12 Responses to “Tales of consumer dishonesty from an honest vacuum cleaner salesman”

  1. Amy Says:

    Never underestimate what people will do. Years ago I had the dreary job of working in the gift wrap department of a large store. We gave free wrapping to purchases made in the store. I had someone show up with one of our boxes, but no receipt, and when I opened the box, it was private-label merchandise from a competitor. I pointed that out, and the customer flew into a rage. I ended up wrapping the gift, but couldn’t help giving her the evil eye. 🙂

    • Audrey Kletscher Helbling Says:

      You were right to give this dishonest customer the evil eye. I would have given her to evil eyes.

      Anyone else have stories of consumer dishonesty to share? I bet we would be shocked at what people will do.

  2. Amy Says:

    Or check out what Shefzilla has to say about why some restaurants require all members of a party to be present before seating: http://shefzilla.com/?p=10670

    • Audrey Kletscher Helbling Says:

      I checked out the Shefzilla link. I’ve never thought about this restaurant seating policy, but then I generally don’t eat at restaurants that require reservations. The policy makes sense.

      Are people becoming more rude, less patient and understanding and more demanding? Probably so. What do you think?

  3. Sank Says:

    yea.. my beloved bride who rarely says yes to anything, especially if it involves me, someway, somehow, said yes to the Kirby salesman a few years. $694. which I would round up to “ARE YOU KIDDING ME” or $700 which ever is lower.

    • Audrey Kletscher Helbling Says:

      OK, then, so does that Kirby suction every particle of dirt, every speck of dust, every piece of lint from your carpet? Just wondering given that hefty price tag. I know sometimes you “get what you pay for.”

  4. Dawn Tietz Says:

    Thank you for doing some initial vacuum cleaner shopping for me. I also need a new vacuum as mine is being held together with duct tape on the hose and several parts of the cord wrapped with electric tape to cover exposed wires. Sounds really “safe” doesn’t it? Oh well, one of these days when there is extra time I guess we’ll also look for a new one. You will have to keep us readers updated on how your “almost 70 dollar model” works. Happy vacuuming! You should have a spotless house now!!

    • Audrey Kletscher Helbling Says:

      So far I’m happy with my new Bissell. One change I noticed in today’s vacuums is all the filters.
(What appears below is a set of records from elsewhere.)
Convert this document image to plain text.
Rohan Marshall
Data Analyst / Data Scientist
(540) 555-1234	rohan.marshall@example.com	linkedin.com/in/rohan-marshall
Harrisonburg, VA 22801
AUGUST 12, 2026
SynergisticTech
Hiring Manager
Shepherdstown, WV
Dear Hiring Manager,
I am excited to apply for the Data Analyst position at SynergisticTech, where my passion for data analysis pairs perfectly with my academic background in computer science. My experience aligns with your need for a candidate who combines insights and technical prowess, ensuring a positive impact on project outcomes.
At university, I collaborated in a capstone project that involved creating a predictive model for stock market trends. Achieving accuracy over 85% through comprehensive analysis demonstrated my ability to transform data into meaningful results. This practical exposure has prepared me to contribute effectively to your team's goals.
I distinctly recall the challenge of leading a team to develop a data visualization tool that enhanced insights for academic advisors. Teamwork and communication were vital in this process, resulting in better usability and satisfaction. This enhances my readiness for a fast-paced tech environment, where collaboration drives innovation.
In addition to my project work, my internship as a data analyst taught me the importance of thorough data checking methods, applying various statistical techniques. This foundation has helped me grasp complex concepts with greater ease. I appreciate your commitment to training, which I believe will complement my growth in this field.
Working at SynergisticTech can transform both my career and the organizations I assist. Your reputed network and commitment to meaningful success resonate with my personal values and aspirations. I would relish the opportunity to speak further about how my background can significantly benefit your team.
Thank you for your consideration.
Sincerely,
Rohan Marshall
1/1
Another change: the attachment has little spinning brushes. How cool is that?

      My house is cleaner and my son even vacuumed his room because he wanted to try out my new toy. We’ll see how long that interest lasts. I haven’t talked him in to vacuuming the sand from the stairs yet.
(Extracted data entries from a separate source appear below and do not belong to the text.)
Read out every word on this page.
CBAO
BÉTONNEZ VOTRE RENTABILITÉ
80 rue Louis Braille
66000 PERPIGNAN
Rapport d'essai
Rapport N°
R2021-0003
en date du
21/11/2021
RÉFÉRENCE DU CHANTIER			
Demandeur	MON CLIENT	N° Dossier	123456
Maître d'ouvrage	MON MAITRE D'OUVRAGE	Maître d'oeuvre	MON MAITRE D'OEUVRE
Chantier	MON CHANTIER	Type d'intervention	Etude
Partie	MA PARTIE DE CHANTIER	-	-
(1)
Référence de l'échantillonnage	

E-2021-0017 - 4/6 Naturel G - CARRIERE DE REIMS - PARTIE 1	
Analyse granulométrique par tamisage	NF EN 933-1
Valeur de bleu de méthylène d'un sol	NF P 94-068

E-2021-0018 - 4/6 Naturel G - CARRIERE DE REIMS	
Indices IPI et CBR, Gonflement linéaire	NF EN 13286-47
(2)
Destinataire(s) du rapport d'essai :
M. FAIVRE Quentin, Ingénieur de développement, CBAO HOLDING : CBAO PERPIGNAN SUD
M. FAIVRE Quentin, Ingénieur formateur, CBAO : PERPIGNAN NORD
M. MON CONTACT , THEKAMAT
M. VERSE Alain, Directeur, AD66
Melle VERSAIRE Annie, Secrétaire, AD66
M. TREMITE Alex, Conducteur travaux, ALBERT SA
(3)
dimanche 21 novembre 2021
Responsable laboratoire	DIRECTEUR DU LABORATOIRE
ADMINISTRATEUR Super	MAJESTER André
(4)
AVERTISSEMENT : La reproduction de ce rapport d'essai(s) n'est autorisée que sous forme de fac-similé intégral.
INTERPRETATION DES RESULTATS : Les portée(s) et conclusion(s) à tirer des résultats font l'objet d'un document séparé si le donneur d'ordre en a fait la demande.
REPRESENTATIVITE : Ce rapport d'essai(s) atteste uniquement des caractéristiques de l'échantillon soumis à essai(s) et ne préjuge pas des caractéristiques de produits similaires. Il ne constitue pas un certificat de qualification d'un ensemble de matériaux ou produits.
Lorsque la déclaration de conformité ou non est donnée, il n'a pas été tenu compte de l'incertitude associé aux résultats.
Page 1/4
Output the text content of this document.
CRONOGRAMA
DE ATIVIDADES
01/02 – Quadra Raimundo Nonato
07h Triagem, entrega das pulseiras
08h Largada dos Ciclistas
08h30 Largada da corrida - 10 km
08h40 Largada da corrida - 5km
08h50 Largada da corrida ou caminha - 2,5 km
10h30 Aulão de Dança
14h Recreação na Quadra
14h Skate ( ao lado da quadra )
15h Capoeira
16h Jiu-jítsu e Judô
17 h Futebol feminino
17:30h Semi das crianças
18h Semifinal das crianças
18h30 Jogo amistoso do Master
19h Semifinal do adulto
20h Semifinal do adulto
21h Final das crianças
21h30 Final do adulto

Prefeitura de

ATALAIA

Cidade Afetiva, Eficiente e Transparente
      My old vacuum cleaner also had exposed twine and wires and was probably not safe. So, are you getting a new vacuum for Christmas then?

      • Dawn Tietz Says:

        I have put a new vacuum on my list, but I’m not sure who has seen or wants to see my list. I am sure I will be buying it for myself.
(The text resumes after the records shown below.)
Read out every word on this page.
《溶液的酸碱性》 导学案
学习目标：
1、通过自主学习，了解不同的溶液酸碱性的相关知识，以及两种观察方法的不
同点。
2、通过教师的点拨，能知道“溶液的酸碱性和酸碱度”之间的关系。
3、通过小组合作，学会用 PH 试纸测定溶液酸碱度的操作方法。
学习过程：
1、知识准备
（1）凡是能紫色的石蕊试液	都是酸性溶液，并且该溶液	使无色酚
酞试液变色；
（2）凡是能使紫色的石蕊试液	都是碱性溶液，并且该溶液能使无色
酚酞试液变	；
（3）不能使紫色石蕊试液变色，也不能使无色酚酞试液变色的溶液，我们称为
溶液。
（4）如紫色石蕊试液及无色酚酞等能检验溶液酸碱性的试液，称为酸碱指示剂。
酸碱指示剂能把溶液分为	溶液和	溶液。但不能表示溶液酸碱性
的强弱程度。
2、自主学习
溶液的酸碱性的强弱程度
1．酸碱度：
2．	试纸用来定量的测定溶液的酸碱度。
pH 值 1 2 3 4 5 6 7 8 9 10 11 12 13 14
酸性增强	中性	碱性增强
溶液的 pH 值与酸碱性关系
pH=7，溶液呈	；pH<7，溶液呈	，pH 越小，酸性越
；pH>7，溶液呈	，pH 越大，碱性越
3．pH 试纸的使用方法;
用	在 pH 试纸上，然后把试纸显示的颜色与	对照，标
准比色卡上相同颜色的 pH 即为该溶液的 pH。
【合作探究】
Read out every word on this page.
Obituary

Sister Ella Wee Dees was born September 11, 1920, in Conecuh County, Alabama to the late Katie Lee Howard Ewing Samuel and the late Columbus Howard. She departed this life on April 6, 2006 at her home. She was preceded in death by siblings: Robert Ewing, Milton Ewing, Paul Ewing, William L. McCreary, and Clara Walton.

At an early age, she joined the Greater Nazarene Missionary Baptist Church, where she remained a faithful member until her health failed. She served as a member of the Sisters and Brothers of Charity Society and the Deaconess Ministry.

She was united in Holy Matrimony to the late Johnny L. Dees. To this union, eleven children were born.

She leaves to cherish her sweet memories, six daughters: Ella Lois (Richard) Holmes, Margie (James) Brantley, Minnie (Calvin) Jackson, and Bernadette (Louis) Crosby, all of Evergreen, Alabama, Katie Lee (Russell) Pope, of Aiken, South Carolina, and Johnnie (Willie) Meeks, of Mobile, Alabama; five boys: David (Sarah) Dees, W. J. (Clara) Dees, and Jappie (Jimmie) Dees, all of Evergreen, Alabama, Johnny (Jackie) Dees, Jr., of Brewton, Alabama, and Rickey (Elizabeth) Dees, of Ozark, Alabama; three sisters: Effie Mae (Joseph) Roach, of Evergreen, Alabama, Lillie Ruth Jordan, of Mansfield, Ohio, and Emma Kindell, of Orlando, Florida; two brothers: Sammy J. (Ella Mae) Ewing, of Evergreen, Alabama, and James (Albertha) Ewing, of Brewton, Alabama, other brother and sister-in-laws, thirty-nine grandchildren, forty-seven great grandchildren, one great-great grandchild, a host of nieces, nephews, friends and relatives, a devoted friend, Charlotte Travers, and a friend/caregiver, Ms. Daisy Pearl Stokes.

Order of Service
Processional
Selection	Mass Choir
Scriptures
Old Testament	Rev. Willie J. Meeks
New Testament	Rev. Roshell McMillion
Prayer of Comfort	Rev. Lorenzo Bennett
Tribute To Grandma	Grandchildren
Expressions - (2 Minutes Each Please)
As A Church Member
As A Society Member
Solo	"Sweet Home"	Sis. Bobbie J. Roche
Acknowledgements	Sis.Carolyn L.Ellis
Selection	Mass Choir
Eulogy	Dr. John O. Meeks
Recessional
      • Audrey Kletscher Helbling Says:

        I hear you. Are you going to then wrap it, tag it with your name and put it under the Christmas tree?

  5. The Family Says:

    I saw someone ahead of me in the customer service line once that had a big pile of grass seed bags. He said the seed didn’t sprout and they gave him his money back. How can you even enjoy your lawn if you pull something like that?

    • Audrey Kletscher Helbling Says:

      Were all the bags opened? If the grass seed had been lying around for a long time in the store, it’s possible that it wouldn’t sprout. Unlikely, though. More likely, the individual didn’t properly water it.

      Any more returned merchandise stories out there?